Synopsis:
This book maps out the enormous repository that is “television as historian” into manageable and analytically useful categories, such as prime-time entertainment programming, the historical documentary, and TV news and public affairs; and seeks to establish quality criteria and levels of merit for television as “popular history,” rather than judging it by the very different yardstick of professional history, or just dismissing the entire phenomenon as hopelessly flawed and ahistorical.
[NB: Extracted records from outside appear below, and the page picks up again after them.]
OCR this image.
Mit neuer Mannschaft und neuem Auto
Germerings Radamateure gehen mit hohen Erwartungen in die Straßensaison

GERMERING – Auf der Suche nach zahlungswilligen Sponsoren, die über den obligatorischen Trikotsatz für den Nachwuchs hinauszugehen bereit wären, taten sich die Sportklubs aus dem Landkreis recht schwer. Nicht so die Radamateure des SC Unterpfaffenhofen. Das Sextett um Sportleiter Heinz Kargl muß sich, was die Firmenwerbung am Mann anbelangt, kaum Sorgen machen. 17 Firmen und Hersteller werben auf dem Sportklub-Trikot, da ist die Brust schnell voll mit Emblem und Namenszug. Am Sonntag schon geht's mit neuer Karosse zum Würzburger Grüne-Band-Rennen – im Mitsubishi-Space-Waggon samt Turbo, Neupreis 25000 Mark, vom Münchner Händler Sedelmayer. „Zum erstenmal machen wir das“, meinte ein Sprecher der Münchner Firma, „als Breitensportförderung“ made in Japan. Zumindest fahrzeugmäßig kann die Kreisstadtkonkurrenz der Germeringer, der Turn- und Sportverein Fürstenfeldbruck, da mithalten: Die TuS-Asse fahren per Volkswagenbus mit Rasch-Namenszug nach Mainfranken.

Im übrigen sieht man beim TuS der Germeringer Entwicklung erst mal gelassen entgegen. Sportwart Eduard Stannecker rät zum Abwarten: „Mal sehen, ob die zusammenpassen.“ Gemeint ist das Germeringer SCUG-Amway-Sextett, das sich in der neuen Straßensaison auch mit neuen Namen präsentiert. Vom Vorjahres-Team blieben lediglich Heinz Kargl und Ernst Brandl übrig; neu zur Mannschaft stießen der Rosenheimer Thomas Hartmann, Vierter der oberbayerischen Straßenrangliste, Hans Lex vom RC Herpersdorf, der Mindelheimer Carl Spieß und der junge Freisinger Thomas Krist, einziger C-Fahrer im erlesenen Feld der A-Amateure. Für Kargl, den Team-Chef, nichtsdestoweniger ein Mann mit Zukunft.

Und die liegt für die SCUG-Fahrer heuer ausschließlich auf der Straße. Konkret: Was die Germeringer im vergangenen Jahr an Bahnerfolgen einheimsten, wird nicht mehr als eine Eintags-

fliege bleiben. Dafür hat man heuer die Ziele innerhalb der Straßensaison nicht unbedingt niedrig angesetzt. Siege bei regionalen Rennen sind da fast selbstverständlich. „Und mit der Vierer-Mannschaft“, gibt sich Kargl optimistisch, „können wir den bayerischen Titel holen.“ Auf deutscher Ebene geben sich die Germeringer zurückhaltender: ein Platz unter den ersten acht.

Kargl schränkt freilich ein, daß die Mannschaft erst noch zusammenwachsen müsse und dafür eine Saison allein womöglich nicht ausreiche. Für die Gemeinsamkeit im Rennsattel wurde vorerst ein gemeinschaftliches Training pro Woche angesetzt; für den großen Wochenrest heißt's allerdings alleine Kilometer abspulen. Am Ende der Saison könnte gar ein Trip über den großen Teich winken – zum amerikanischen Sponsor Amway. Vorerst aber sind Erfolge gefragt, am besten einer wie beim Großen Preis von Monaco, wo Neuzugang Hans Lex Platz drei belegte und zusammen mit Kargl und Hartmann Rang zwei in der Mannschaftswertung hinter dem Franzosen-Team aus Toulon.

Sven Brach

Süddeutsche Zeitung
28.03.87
Any constructive evaluation of “television as historian” needs to start with the assumption that it is an entirely new and different kind of history altogether. Unlike written discourse, the language of TV is highly stylized, elliptical (rather than linear) in structure, and associational or metaphoric in the ways in which it portrays images and ideas. A key goal of this collection of essays is to better understand television as a popular art form, an evolving technology, a business and industry, and a social force of international proportions, all from a wide assortment of well-tried and effective historical-critical perspectives. Television Histories appeared on the University Press Bestsellers list in November 2001 (14th out of the top 25) and December 2001 (23rd out of the top 25).
Television Histories: Shaping Collective Memory in the Media Age. Lexington, KY: University of Kentucky Press, 2001; Paperback Edition, 2003. (with Peter C. Rollins). (*Winner of the 2001 Ray B. Browne National Book Award).